Results from the National Lung Screening Trial, published today in the New England Journal of Medicine, show that patients who receive low-dose computerized tomography (LDCT) scans once per year for three years to detect lung cancer experience a 20 percent lower risk of death from lung cancer than those who are screened using standard chest X-rays. This finding led National Cancer Institute (NCI) investigators to halt the study early and release results.
“Of course, stopping smoking is by far the best way to prevent lung cancer, but the potential to detect it early through LDCT opens up new possibilities for reducing the suffering and death from this terrible disease,” said Tim Byers, MD, MPH, associate director for cancer prevention and control at the University of Colorado Cancer Center and chair of the Colorado LDCT Lung Cancer Screening Consensus. “However, as with other screening tests, it is important that we carefully consider both the benefits and the risks of screening.”
After national studies are published, it can take more than a year for national organizations to develop clinical guidelines about who should be screened, what method should be used, and how any abnormalities should be followed-up. While the public waits for national guidelines, a diverse group of Colorado experts are developing interim consensus information on the appropriate use of LDCT for lung cancer screening.

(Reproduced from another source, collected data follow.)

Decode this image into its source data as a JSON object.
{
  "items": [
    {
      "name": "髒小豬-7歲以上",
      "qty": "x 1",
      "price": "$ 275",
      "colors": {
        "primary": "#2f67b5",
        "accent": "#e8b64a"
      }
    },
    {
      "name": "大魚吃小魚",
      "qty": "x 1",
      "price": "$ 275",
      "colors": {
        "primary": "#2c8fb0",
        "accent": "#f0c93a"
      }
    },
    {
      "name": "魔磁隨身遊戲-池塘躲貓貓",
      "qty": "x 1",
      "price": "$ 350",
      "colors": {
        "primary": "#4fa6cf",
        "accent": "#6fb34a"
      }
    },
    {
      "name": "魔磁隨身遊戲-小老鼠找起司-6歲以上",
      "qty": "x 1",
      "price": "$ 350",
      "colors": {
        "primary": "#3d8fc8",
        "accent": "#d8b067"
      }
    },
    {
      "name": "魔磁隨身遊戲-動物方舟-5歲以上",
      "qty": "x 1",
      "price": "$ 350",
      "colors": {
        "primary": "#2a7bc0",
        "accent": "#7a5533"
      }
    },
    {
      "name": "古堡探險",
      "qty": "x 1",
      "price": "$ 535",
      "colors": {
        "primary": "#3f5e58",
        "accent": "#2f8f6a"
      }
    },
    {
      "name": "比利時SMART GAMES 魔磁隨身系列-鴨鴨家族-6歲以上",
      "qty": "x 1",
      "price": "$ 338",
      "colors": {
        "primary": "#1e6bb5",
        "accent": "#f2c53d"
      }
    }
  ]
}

HealthTeamWorks, a nonprofit organization working to improve the quality and delivery of health care in Colorado, is bringing together radiologists from the University of Colorado Cancer Center, who took part in the National Lung Screening Trial, as well as, pulmonologists, lung cancer oncologists, preventive medicine specialists, primary care physicians, health plan representatives and patient advocates from across the state.
In August, the group will present advice regarding the following questions: which people may benefit from LDCT screening, what is an appropriate screening protocol, how should any abnormalities be followed up, how can any adverse effects be minimized and how can practitioners and the general public be fully informed about both the benefits and risks of screening"
“The work of our group will be critically important in helping clinicians interpret National Lung Screening Trial results as we wait for national guidelines to be developed,” said Byers. “Through this information, we hope to optimize the benefits and minimize the risks of this new type of screening.”
The National Lung Cancer Screening Trial, a randomized national trial involving more than 53,000 current and former heavy smokers aged 55 to 74, compared the effects of two screening procedures for lung cancer—low-dose computerized tomography and standard chest X-ray. Smokers who had smoked 20 or more cigarettes a day for at least 30 years or former smokers who had stopped smoking no more than 15 years prior were included in the study.